CAVE IN THE SKY – Sönghellir
(1631 Recordings, 2016)*
Cave In The Sky, ovvero di quando una denominazione artistica racconta già di per sé la storia della musica che identifica: non è dato sapere se Cye Wood avesse prescelto tale alias prima che il consiglio australiano delle arti ne finanziasse il progetto o prima ancora che la curiosità della scoperta di luoghi che lo ispirassero lo conducesse in Islanda, nella penisola occidentale dello Snæfellsnes, dove Jules Verne aveva collocato il punto di partenza del suo “Viaggio al centro della terra”.
Nel corso delle sue escursioni in quella zona, anche Wood si è in qualche modo addentrato della crosta terreste, scoprendo una delle numerose “grotte risuonanti” plasmate dalla lava nel corso dei secoli: “Sönghellir” è il termine islandese per definire simili cavità rocciose, all’interno delle quali il vento, il buio e lo stesso vuoto creano un ambiente sonoro magico, sospeso e poroso alle emissioni della voce umana o degli strumenti acustici. Wood è stato talmente impressionato dall’esperienza da utilizzare quel termine per identificare l’album di debutto di Cave In The Sky, progetto artistico estremamente articolato, che declina il neoclassicismo ambientale nel contesto di un ensemble che unisce folk e musica da camera.
Nelle nove tracce del lavoro, Cave In The Sky si presenta infatti come una piccola orchestra di otto elementi, la cui strumentazione spazia da pianoforte, archi ed effetti elettronici a percussioni acustiche, organi e strumenti a corda, spesso di ricercata derivazione tradizionale, se non etnica.
Con il piglio dell’esploratore, il polistrumentista Wood e i suoi compagni di viaggio hanno tracciato in “Sönghellir” un itinerario sonoro rispondente a un immaginario fortemente legato alla terra, ma arioso e irradiato di luce diffusa come possono essere soltanto gli sconfinati orizzonti di un lungo giorno di un’estate nordica. Tutto è misurato, persino ovattato, nei brani dell’ensemble australiano, che pur non mancando di confezionare, con tocco cinematico sempre misurato, pièce di minimalismo incentrate sul pianoforte (“Sola”, “Night Whale” e la stessa evanescente title track), mostra di possedere un’idea cameristica lucida, mutante ed estremamente organica. Lo dimostrano le filigrane di picking acustico che come esili trine ricamano paesaggi sotterranei in brani quali “Honey Tree” e “Rainbow Fish”, unendo idealmente i deserti vulcanici islandesi con quelli sabbiosi australiani, passando per le aride contemplazioni notturne dei Balmorhea.

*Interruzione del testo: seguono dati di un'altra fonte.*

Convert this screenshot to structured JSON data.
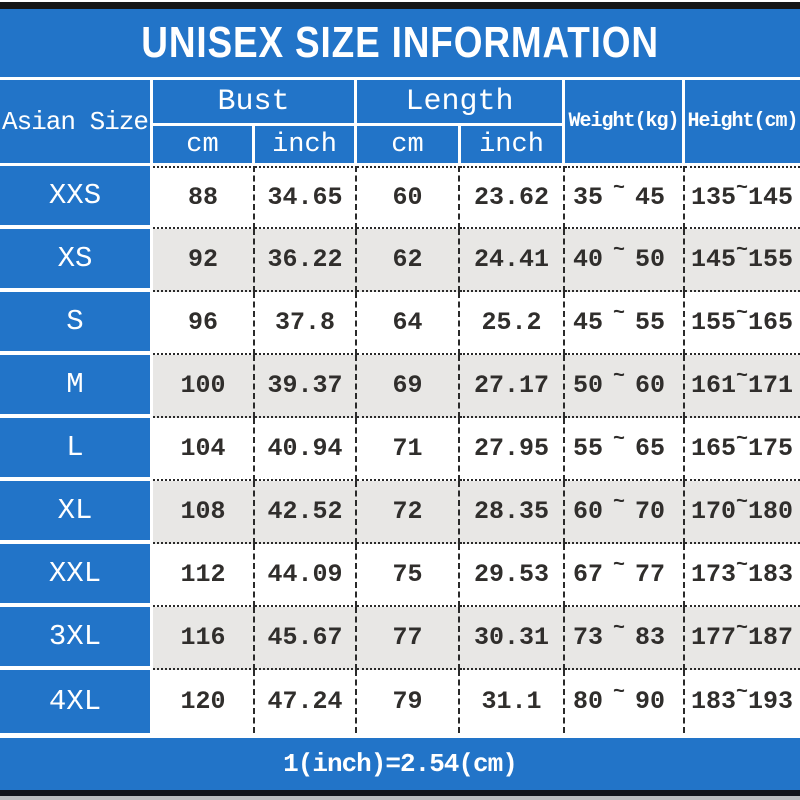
{
  "title": "UNISEX SIZE INFORMATION",
  "footer_note": "1(inch)=2.54(cm)",
  "tilde": "~",
  "header": {
    "corner": "Asian Size",
    "bust": "Bust",
    "length": "Length",
    "cm": "cm",
    "inch": "inch",
    "weight": "Weight(kg)",
    "height": "Height(cm)"
  },
  "rows": [
    {
      "size": "XXS",
      "bust_cm": "88",
      "bust_inch": "34.65",
      "len_cm": "60",
      "len_inch": "23.62",
      "weight_min": "35",
      "weight_max": "45",
      "height_min": "135",
      "height_max": "145"
    },
    {
      "size": "XS",
      "bust_cm": "92",
      "bust_inch": "36.22",
      "len_cm": "62",
      "len_inch": "24.41",
      "weight_min": "40",
      "weight_max": "50",
      "height_min": "145",
      "height_max": "155"
    },
    {
      "size": "S",
      "bust_cm": "96",
      "bust_inch": "37.8",
      "len_cm": "64",
      "len_inch": "25.2",
      "weight_min": "45",
      "weight_max": "55",
      "height_min": "155",
      "height_max": "165"
    },
    {
      "size": "M",
      "bust_cm": "100",
      "bust_inch": "39.37",
      "len_cm": "69",
      "len_inch": "27.17",
      "weight_min": "50",
      "weight_max": "60",
      "height_min": "161",
      "height_max": "171"
    },
    {
      "size": "L",
      "bust_cm": "104",
      "bust_inch": "40.94",
      "len_cm": "71",
      "len_inch": "27.95",
      "weight_min": "55",
      "weight_max": "65",
      "height_min": "165",
      "height_max": "175"
    },
    {
      "size": "XL",
      "bust_cm": "108",
      "bust_inch": "42.52",
      "len_cm": "72",
      "len_inch": "28.35",
      "weight_min": "60",
      "weight_max": "70",
      "height_min": "170",
      "height_max": "180"
    },
    {
      "size": "XXL",
      "bust_cm": "112",
      "bust_inch": "44.09",
      "len_cm": "75",
      "len_inch": "29.53",
      "weight_min": "67",
      "weight_max": "77",
      "height_min": "173",
      "height_max": "183"
    },
    {
      "size": "3XL",
      "bust_cm": "116",
      "bust_inch": "45.67",
      "len_cm": "77",
      "len_inch": "30.31",
      "weight_min": "73",
      "weight_max": "83",
      "height_min": "177",
      "height_max": "187"
    },
    {
      "size": "4XL",
      "bust_cm": "120",
      "bust_inch": "47.24",
      "len_cm": "79",
      "len_inch": "31.1",
      "weight_min": "80",
      "weight_max": "90",
      "height_min": "183",
      "height_max": "193"
    }
  ],
  "colors": {
    "header_blue": "#2274c8",
    "row_alt_gray": "#e8e7e5",
    "text_dark": "#302e2c",
    "bar_black": "#161616",
    "text_white": "#ffffff"
  }
}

Proprio la band texana, e in particolare i suoi primi lavori, può sovvenire più di una volta nel corso del lavoro, anche per l’impiego evocativo e pressoché del tutto desemantizzato della voce (“Honey Tree”, “The Gift”), oltre che per le cornici di arrangiamento di archi, al tempo stesso austeri e romantici, che hanno tra l’altro subito il trattamento da parte di Valgeir Sigurðsson in sede di mastering. Il ventaglio di suoni e suggestioni di Cave In The Sky si dimostra tuttavia ancor più complesso e in un certo senso più marcatamente atmosferico, come a cogliere echi e minute risonanze di profondità fisiche affascinanti anche se non sempre facilmente sondabili, al pari di quelle del cuore, che i nove brani di “Sönghellir” raggiungono con spontaneità ed efficacia di coinvolgimento straordinarie.